RA en AA maand doorgehaald vanwege gebreken bij rapportage over cliëntenonderzoek

De Accountantskamer heeft een RA en een AA de maatregel van tijdelijke doorhaling voor de duur van één maand opgelegd vanwege een veelheid van gebreken en schendingen van fundamentele beginselen bij een rapportage over een cliëntenonderzoek.

De rapportage door de accountants aan de ene cliënte over gegevens van een andere cliënte leidde tot de klacht bij de Accountantskamer. In de gegeven omstandigheden was er volgens de tuchtrechter alle aanleiding voor toepassing van het toetsingskader als bedoeld in de artikelen 20 tot en met 22 VGBA, welke toepassing betrokkenen hebben nagelaten. Van betrokkenen had voorts mogen worden verwacht dat zij over hun rol en over hun opdracht transparant waren geweest teneinde een tegenstelling in belangen te voorkomen of te overbruggen en de bedreiging voor hun objectiviteit en voor de door hen in acht te nemen vertrouwelijkheid weg te nemen.

Beide accountants hebben zich evenmin de vraag gesteld of op hun onderzoek niet mede toepasselijk zou zijn de Praktijkhandreiking persoonsgerichte onderzoeken. De professionele oordeelsvorming van betrokkenen blijkt ook daadwerkelijk te zijn aangetast omdat zij de opdracht van de ene cliënt over de andere cliënte hebben uitgevoerd zonder die andere cliënte daarin te betrekken, wat betreft het expliciet verkrijgen en bevestigen van toestemming voor gebruik van de gegevens van die andere cliënt en het horen of laten reageren op de conceptbevindingen. Een en ander levert overtreding op van de fundamentele beginselen van objectiviteit en van vakbekwaamheid en zorgvuldigheid en heeft volgens de Accountantskamer het accountantsberoep in diskrediet gebracht.

Betrokkenen hebben voorts ten onrechte aangenomen dat zij toestemming hadden voor gebruik van de gegevens, zo is na levering van getuigenbewijs gebleken, waardoor zij het fundamentele beginsel van vertrouwelijkheid hebben geschonden. Het rapporteren over een prognose als een feitelijke bevinding was ook niet aangewezen; de door betrokkenen in hun rapportages opgenomen beperkingen ondervangen dit inherente gebrek aan zeggingskracht niet, terwijl betrokkenen, naast de beperkingen, ook bewoordingen hebben gebruikt die kunnen worden opgevat als een conclusie die is bedoeld om het vertrouwen van de opdrachtgeefster als beoogd gebruikster in de uitkomst van het onderzoek te versterken.

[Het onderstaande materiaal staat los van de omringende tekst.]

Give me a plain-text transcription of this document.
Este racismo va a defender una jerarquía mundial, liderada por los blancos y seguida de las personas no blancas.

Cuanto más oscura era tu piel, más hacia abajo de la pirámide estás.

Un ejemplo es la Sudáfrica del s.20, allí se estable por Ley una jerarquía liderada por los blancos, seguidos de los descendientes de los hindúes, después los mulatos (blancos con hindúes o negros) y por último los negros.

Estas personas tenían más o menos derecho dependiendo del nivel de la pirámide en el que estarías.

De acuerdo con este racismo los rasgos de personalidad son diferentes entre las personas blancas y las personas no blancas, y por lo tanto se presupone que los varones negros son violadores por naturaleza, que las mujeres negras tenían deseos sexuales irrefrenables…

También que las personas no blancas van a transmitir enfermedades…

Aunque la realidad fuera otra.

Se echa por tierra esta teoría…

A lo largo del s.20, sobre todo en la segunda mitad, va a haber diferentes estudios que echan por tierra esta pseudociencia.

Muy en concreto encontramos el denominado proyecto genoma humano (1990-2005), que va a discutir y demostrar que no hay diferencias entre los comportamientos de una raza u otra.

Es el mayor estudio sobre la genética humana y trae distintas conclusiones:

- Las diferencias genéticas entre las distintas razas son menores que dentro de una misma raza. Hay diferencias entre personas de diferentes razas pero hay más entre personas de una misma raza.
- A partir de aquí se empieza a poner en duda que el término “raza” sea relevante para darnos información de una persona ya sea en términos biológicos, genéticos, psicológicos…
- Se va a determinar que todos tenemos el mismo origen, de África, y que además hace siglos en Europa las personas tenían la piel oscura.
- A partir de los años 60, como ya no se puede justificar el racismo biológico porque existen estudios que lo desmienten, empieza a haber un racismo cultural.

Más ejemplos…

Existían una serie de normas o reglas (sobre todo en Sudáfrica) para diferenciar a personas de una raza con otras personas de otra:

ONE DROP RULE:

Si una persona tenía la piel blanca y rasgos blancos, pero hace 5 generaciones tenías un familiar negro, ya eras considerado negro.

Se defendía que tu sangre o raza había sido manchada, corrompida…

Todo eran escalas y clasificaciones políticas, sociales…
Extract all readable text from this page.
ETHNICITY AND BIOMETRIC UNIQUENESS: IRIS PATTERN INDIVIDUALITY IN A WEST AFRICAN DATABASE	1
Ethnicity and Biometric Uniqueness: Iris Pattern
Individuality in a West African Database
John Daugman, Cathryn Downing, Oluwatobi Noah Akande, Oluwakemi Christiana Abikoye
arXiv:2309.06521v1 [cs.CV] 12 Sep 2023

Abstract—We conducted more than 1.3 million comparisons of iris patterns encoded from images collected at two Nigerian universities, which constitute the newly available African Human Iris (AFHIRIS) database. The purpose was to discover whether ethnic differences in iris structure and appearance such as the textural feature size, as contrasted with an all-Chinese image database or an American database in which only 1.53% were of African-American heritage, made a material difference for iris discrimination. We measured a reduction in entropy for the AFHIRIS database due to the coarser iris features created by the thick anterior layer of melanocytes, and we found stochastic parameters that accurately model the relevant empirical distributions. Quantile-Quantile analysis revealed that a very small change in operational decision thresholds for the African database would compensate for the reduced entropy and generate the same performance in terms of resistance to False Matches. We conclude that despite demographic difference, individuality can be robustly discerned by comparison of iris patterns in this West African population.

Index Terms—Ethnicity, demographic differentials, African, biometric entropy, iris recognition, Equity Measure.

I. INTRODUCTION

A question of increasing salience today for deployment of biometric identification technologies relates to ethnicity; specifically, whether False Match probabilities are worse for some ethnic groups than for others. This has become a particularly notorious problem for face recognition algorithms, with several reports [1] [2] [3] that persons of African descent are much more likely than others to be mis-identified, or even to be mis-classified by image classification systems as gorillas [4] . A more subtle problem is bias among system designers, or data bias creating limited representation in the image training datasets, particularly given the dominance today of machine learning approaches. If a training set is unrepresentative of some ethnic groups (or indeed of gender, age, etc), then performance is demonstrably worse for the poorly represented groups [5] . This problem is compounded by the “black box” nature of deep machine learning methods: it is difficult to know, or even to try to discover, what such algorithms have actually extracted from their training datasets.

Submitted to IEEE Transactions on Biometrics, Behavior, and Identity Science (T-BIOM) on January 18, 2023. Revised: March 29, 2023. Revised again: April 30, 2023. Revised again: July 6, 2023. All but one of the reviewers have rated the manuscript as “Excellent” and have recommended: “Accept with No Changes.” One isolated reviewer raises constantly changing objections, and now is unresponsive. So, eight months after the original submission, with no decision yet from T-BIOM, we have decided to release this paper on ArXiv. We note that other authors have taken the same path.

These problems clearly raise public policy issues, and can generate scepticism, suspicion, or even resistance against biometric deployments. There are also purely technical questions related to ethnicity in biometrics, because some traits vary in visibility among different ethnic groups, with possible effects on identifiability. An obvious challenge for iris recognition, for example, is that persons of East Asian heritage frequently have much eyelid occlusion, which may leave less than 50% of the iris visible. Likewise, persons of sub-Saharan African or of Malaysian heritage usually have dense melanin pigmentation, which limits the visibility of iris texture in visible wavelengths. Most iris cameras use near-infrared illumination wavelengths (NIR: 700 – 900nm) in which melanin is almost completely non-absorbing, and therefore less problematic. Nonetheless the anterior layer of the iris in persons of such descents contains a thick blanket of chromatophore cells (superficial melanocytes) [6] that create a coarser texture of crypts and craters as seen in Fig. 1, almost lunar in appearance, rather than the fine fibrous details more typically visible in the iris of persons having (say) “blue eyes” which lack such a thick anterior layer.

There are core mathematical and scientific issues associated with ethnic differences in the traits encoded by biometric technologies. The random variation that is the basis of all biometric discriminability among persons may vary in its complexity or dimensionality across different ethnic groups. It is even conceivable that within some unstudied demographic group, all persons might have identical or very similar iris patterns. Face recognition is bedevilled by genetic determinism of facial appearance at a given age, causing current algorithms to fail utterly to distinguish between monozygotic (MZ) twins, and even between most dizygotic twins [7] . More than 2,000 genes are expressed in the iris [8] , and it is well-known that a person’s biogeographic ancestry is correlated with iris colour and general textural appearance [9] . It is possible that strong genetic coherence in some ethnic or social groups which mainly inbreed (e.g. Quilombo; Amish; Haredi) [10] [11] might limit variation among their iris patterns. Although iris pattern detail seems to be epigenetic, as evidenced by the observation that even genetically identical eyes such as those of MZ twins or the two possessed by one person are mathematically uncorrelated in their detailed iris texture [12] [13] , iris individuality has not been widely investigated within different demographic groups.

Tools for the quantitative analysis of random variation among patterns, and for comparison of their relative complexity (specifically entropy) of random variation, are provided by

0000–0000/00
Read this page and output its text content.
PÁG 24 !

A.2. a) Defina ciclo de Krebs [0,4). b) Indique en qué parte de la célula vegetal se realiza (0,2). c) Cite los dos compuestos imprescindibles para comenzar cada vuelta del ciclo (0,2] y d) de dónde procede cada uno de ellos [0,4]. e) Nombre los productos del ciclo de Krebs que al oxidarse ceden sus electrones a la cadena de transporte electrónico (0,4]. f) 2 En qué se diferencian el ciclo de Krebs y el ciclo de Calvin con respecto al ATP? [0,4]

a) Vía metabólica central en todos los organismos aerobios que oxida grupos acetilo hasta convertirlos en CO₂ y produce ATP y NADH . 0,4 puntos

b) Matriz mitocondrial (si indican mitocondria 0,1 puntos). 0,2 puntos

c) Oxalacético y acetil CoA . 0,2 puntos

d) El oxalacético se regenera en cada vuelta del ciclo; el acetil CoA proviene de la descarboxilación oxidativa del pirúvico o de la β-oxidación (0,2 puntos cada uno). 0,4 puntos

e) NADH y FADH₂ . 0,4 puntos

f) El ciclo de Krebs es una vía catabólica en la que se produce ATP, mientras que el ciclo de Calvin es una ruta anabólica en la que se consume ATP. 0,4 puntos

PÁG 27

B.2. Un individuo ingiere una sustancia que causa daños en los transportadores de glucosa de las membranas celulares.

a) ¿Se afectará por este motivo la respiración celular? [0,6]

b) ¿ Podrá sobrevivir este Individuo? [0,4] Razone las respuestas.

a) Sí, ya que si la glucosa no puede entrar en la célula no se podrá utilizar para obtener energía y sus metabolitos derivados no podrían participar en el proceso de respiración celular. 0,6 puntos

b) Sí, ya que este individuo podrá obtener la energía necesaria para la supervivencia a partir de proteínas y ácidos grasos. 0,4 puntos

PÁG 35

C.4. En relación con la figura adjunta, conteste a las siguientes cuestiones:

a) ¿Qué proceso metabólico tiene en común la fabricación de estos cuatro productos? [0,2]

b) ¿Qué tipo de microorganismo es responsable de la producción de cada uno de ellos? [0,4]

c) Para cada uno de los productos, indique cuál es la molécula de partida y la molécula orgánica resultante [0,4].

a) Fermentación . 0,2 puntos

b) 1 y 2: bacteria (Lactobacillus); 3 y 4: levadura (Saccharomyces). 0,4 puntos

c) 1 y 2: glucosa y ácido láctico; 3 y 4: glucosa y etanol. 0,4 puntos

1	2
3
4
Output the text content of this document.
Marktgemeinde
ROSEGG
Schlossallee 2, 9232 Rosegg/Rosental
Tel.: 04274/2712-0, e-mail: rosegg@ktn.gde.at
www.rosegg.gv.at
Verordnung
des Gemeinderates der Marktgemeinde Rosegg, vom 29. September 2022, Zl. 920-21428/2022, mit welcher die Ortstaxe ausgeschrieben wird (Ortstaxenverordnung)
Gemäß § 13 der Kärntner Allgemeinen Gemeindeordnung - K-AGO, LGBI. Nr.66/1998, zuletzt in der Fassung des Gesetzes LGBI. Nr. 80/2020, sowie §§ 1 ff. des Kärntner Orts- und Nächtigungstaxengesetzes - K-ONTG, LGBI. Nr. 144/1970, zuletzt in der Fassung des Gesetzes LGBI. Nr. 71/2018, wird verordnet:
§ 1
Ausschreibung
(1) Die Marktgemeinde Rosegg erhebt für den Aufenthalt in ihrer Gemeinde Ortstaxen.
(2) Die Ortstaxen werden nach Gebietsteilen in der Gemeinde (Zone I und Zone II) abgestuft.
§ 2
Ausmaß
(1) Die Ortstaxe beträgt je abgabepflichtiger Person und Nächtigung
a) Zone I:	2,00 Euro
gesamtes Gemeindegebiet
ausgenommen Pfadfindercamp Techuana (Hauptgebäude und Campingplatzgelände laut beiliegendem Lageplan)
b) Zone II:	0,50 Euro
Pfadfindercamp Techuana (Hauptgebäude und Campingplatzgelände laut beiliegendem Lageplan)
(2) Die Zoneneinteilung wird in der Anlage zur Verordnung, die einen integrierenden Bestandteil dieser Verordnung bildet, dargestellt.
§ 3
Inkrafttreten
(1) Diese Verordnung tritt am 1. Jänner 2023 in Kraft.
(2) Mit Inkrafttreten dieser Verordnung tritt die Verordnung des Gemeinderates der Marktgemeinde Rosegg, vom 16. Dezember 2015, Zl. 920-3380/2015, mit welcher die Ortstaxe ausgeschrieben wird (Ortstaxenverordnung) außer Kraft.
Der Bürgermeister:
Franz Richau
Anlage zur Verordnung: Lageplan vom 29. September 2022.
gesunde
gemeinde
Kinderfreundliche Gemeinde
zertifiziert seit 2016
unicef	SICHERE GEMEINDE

Die tegenstrijdigheid hadden betrokkenen moeten vermijden, zodat betrokkene ook in zoverre het fundamentele beginsel van vakbekwaamheid en zorgvuldigheid hebben geschonden.

Wat betreft de inhoud van de rapportage wordt vastgesteld dat geen inzicht wordt gegeven in de keuze voor de gepresenteerde bezettingsgraden terwijl niet is gebleken dat die bezettingsgraden konden aansluiten bij door hen ingewonnen inlichtingen en/of getoetste cijfers. Voor de gewekte indruk dat een bezetting van 100%, althans van 95%, als reëel moet worden verondersteld, kan dan ook geen deugdelijke grondslag worden vastgesteld.

Gelet op de veelheid van gebreken en schendingen van fundamentele beginselen en het ontbrekend besef bij betrokkenen dat zij anders hadden moeten handelen, acht de Accountantskamer voor beide betrokkenen de maatregel van tijdelijke doorhaling voor de duur van één maand passend en geboden.